Alors l’homme du roi lut à haute voix ce qui suit : — « Louis, par la grâce de Dieu, roi des Français, au maire et aux habitants de Laon salut. — Nous vous mandons et ordonnons strictement de rendre, sans contradiction ni retard, à notre aimé et féal Gaudry, évêque de Laon, les clefs de cette ville, qu’il tient de nous ; nous vous mandons et ordonnons également d’avoir à remettre à notre aimé et féal Gaudry, le sceau, la bannière et le trésor de la commune, que nous déclarons abolis.

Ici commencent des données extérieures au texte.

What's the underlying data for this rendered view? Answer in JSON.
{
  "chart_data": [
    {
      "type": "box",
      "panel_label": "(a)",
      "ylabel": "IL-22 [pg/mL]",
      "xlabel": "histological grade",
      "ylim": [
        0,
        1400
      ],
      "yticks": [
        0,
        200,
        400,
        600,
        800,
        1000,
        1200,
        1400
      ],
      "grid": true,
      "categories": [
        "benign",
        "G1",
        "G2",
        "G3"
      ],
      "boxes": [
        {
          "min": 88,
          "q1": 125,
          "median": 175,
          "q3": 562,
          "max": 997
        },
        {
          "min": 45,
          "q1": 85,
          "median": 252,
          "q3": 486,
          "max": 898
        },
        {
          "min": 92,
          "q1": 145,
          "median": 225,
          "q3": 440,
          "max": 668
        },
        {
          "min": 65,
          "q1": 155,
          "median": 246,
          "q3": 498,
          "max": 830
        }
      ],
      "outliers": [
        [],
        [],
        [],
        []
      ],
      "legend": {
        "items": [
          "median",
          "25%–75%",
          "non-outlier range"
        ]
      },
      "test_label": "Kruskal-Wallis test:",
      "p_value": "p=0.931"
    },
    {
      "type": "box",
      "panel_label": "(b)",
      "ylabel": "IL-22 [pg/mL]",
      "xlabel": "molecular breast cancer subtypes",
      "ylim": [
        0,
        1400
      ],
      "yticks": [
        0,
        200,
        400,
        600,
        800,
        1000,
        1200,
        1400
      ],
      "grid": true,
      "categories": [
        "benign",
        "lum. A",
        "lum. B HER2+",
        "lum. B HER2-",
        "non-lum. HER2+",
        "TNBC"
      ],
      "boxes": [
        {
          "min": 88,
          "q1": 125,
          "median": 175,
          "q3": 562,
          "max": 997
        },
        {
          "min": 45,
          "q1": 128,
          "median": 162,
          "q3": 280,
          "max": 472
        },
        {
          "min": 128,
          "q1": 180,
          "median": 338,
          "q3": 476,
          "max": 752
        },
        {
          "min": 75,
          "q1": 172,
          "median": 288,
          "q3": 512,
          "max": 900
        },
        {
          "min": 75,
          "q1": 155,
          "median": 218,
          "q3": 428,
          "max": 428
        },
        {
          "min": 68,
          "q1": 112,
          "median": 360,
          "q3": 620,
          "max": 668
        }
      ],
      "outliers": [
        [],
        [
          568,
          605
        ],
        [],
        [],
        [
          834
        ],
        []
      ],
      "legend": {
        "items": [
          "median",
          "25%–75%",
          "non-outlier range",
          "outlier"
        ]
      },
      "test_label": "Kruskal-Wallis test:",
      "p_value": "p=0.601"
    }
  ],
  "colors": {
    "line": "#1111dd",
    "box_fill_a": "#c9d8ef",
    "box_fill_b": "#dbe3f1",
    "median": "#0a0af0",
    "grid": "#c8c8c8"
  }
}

La tour du beffroi et la maison communale seront démolis avant l’espace d’un mois pour tout délai. Nous vous mandons et ordonnons de plus d’avoir désormais à obéir aux bans et ordres de notre aimé et féal Gaudry, évêque de Laon, ainsi que ses prédécesseurs et lui ont toujours été obéis avant l’établissement de ladite commune ; car nous ne pouvons manquer de garantir à nos aimés et féaux évêques la possession des seigneuries et des droits qu’ils tiennent de Dieu comme ecclésiastiques et de nous comme laïques. Ceci est notre volonté.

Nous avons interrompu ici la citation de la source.